Safari Books Online training: From there, I moved on to Jessica McKellar’s excellent Introduction to Python course on Safari Books Online. The Safari service is expensive, but there are often membership sales that can give you as much as 50% off. SafariBooks also has O’Reilly conference videos, including talks and labs. The talks provide an opportunity to find interesting niches in each language.

Online conference videos: Search online and you’ll find interesting talks at various developer conferences about how to use languages in ways you may not have otherwise considered. PyCon conference videos, for example, are available on YouTube.



Ruby is used in a number of infrastructure projects. ManageIQ, for example, is a Ruby on Rails app. At my job at Red Hat, I often joke with customers that with ManageIQ (and CloudForms), users are only 10 lines of Ruby code away from doing anything.

Codecademy: As with Python, I picked up my Ruby knowledge primarily from Codecademy.

Documentation: The other resource that helped me understand Ruby in more practical terms (i.e., for my job) is Peter McCowan’s book Mastering CloudForms Automation (available as a free PDF). Working with CloudForms building state machines and advanced automation workflows helped shape my understanding of the constructs inside Ruby.

Podcasts: I also listen to the Ruby on Rails Podcast, and Ruby Rogues.



The ecosystem of JavaScript frameworks and projects continues to grow at an astounding pace. From client-side JavaScript to server-side frameworks, huge swathes of the Internet run on JavaScript.

FreeCodeCamp: JavaScript is a language I am continuing to learn, mainly through FreeCodeCamp. FreeCodeCamp has an excellent free program that provides real-world examples and pushes students beyond the typical type-these-words-and-run-wheeeeee experience. As you progress through the program, you receive less prescriptive guidance and instead are given tasks to complete. The lessons I’ve learned the most completely in my journey have been from this “start in the deep end” style of teaching. I can’t recommend it highly enough.

Podcasts: I also listen to JavaScript-focused podcasts, such as JavaScript Jabber and FiveJS.



The Go language was introduced in 2009, and has made quite a splash in the market since its introduction. The designers of the language were focused on making a statically typed language that is human readable, but that also performs well at scale.

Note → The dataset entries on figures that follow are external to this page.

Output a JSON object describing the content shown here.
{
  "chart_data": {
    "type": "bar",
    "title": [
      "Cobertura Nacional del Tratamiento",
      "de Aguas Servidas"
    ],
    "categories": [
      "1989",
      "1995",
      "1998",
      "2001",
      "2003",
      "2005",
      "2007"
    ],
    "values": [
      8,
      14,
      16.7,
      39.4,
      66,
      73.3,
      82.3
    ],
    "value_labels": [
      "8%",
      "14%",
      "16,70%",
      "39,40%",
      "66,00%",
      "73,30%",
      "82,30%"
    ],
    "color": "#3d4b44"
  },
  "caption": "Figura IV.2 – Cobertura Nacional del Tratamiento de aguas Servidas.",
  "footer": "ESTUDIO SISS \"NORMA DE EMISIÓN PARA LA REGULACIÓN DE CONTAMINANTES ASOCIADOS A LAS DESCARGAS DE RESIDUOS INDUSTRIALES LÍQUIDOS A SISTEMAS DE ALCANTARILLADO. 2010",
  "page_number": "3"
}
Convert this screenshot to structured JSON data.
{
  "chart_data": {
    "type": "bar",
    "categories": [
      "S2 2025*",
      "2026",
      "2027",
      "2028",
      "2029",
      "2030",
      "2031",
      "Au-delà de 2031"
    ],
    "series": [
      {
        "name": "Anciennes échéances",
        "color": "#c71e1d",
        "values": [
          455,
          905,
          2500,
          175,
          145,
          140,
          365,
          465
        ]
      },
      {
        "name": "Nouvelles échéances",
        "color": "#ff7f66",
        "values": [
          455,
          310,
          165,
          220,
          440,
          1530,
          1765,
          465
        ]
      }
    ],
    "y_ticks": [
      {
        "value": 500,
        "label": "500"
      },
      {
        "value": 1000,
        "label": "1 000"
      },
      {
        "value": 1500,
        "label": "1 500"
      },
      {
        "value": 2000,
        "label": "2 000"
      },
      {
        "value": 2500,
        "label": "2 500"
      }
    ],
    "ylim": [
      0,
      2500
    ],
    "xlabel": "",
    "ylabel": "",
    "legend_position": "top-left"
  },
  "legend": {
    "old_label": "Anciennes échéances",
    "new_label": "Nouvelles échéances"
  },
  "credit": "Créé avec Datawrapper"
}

golang.org: I’ve only started my time with Go, beginning with the tour at golang.org.

Google Developers channel on YouTube: I’ve also started watching videos on the Google Developers channel, including Go for PythonistasGet Started with Go, and Go Programming.

Safari Books Online training: I’m focusing more on Go in 2017, as it underpins a number of important web technologies, such as Docker, Kubernetes, and etcd. The learning path at Safari Books Online is another great resource, including Master Google’s Go.



C is a language I have tried to learn several times. Each time I approached C, I didn’t have any particular goal in mind. I wanted to learn the language because so much of the code in the world is written in C, and many of the constructs in the language are reused in other languages. When I joined Red Hat, however, I quickly learned an adage that’s been in the FOSS community for a very long time: The best documentation is the code. As I have sought to understand projects such as KVM, libvirt, and QEMU, I realized that I need to learn C to understand what’s happening at a fundamental level.

Learn C the Hard Way: To learn C, I’ve picked up Learn C the Hard Way, which has proven to be a unique approach to the language. I like the author’s writing style and the no-nonsense approach to coding exercises. You can read the book online for free, or buy book to also get the code examples and movie files.

My current job is focused on talking to customers about cloud solutions, but I’ve been invested in the IT community for a long time and I feel obligated to give back. One of the things I’m focused on in 2017 is helping to educate current IT staff on the trends in the market, and how to participate in the new world of IT that is starting to come into focus. I hope you are able to take some of the resources provided in this article and transform the bullet point on your resume that says “building servers” to “building code.”